En apenas doce horas, el
magistrado Pablo Llarena, ha conseguido que la alegría y la felicidad, aunque
sea momentánea, vuelva a inundar los corazones de esa mayoría de españoles que
hemos asistido perplejos a todo lo que ha ocurrido en Cataluña durante
demasiado tiempo.
En doce horas de auténtico
vértigo, este magistrado dictó el procesamiento de veinticinco responsables
sediciosos acusándoles de los delitos de rebelión, malversación y
desobediencia; envió a prisión provisional sin fianza a Turull, Rull,
Forcadell, Romeva y Bassa; y cursó órdenes de detención internacional contra
los seis fugados.
El magistral auto de
procesamiento describe con claridad como el separatismo planificó al menos
desde 2013, una campaña para romper con la unidad constitucional de España, un
plan que puso las instituciones catalanas al servicio de una trama delictiva y
criminal financiada con dinero público que se dedicaba, entre otras cosas, a
agitar las calles, y que nunca tuvo reparos en utilizar la violencia.
Ahora solo queda esperar lo
que decida el presidente del Parlamento catalán, o asume la derrota y presenta
a un candidato limpio de cargas judiciales, o persiste en un conflicto que está
condenado a perder.

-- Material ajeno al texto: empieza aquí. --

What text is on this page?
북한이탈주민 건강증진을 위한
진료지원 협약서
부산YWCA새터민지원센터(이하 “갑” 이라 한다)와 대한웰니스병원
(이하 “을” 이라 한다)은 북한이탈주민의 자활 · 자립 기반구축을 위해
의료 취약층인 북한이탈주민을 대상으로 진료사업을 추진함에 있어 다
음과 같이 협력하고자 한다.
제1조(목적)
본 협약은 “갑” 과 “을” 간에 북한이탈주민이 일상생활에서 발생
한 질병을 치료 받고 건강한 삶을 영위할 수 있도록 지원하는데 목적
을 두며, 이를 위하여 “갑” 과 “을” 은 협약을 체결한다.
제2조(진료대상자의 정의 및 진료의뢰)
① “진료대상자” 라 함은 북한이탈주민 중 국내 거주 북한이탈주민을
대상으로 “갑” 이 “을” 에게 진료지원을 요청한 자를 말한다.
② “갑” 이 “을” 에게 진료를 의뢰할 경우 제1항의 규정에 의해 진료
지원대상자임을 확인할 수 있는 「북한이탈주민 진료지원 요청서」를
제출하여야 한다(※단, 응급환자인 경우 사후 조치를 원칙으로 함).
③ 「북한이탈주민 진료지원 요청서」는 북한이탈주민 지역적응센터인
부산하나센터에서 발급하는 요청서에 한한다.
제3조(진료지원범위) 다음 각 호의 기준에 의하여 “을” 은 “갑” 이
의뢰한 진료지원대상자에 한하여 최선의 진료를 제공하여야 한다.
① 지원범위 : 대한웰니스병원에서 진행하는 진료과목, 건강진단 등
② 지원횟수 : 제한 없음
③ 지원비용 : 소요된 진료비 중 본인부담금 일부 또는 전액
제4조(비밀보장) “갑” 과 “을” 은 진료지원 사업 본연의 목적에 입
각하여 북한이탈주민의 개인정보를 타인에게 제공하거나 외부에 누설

Dispone de poco tiempo, pues el reloj se ha puesto en
marcha, no creo que ir a unas nuevas elecciones les convenga a los
separatistas.
Resultó ayer vomitivo el
victimismo del entorno de los encarcelados en su despedida, ellos no son
víctimas, son canallas que han tenido secuestrados durante décadas a la mayoría
de los catalanes, que han pisoteado a diario sus derechos y sus libertades.